Auseinandersetzung mit Pascha-Kultur

Es blieb nicht beim Turnverbot. Andere, mindestens ebenso gravierende Verbote und Einschränkungen kamen hinzu. Erst das deutsche Internat brachte die Freiheit. Aber es ging nicht ohne heftige Auseinandersetzungen mit dem Vater. Wie Necla Kelek früher werden auch heute türkische Mädchen von deutschen Behörden und ihren Beamten im Stich gelassen, und betroffen seien heute mehr Jugendliche als früher, so Kelek.

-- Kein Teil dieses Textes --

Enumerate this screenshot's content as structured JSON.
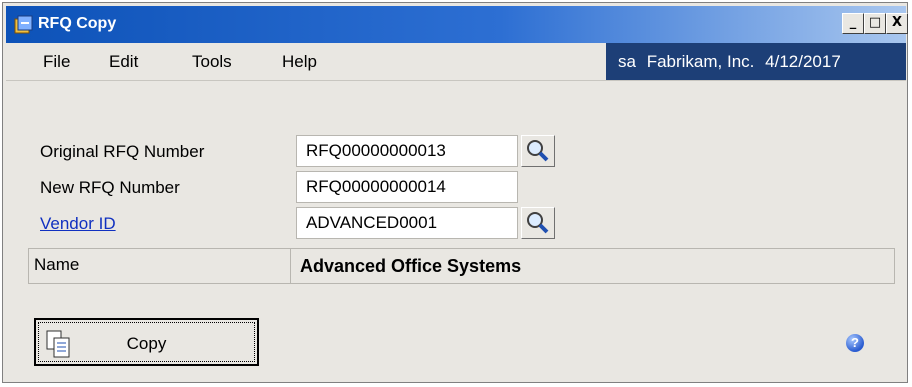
{
  "window": {
    "title": "RFQ Copy",
    "controls": [
      "_",
      "□",
      "X"
    ]
  },
  "menu": {
    "items": [
      {
        "label": "File"
      },
      {
        "label": "Edit"
      },
      {
        "label": "Tools"
      },
      {
        "label": "Help"
      }
    ]
  },
  "status": {
    "user": "sa",
    "company": "Fabrikam, Inc.",
    "date": "4/12/2017"
  },
  "form": {
    "original_rfq_label": "Original RFQ Number",
    "original_rfq_value": "RFQ00000000013",
    "new_rfq_label": "New RFQ Number",
    "new_rfq_value": "RFQ00000000014",
    "vendor_label": "Vendor ID",
    "vendor_value": "ADVANCED0001",
    "name_label": "Name",
    "name_value": "Advanced Office Systems"
  },
  "actions": {
    "copy_label": "Copy"
  },
  "icons": {
    "lookup": "magnifier-icon",
    "help": "help-icon",
    "copy": "copy-document-icon"
  },
  "colors": {
    "titlebar": "#0d52b8",
    "status_panel": "#1d3f77",
    "link": "#1030c0"
  }
}
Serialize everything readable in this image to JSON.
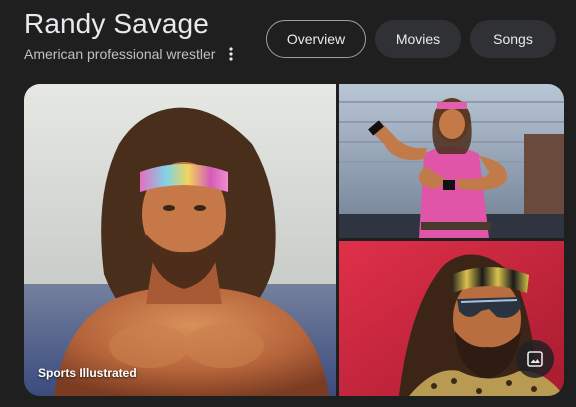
{
  "header": {
    "title": "Randy Savage",
    "subtitle": "American professional wrestler"
  },
  "tabs": [
    {
      "label": "Overview",
      "active": true
    },
    {
      "label": "Movies",
      "active": false
    },
    {
      "label": "Songs",
      "active": false
    }
  ],
  "gallery": {
    "main_caption": "Sports Illustrated"
  },
  "icons": {
    "more": "more-vert-icon",
    "images": "image-gallery-icon"
  },
  "colors": {
    "background": "#1f1f1f",
    "chip": "#303134",
    "chip_border": "#9aa0a6",
    "text": "#e8eaed",
    "subtext": "#bdc1c6"
  }
}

Die Soziologin kritisiert, dass viele deutsche Lehrer(innen) vor lauter Toleranz nicht darüber nachdenken würden, was in dem Kopf dieser Mädchen vorgehe. Und das hat nach ihrer Meinung etwas mit der deutschen Vergangenheit zu tun: "Ich habe das Gefühl, dass gerade diese Mädchen oder grade diese Kultur dafür missbraucht wird, endlich diese Schuld abzutragen, die man gegenüber den Juden mit sich trägt."

Aus der Sicht von Necla Kelek wäre ein wirklich konsequenter Umgang mit dieser historischen Schuld, sich auf die Seite derer zu stellen, deren Menschenrechte heute verletzt werden, und die unbequeme Auseinandersetzung mit sich religiös gebärdenden Paschas aufzunehmen. Zu so einer Auseinandersetzung will Necla Kelek mit ihrem Buch "die fremde Braut" beitragen.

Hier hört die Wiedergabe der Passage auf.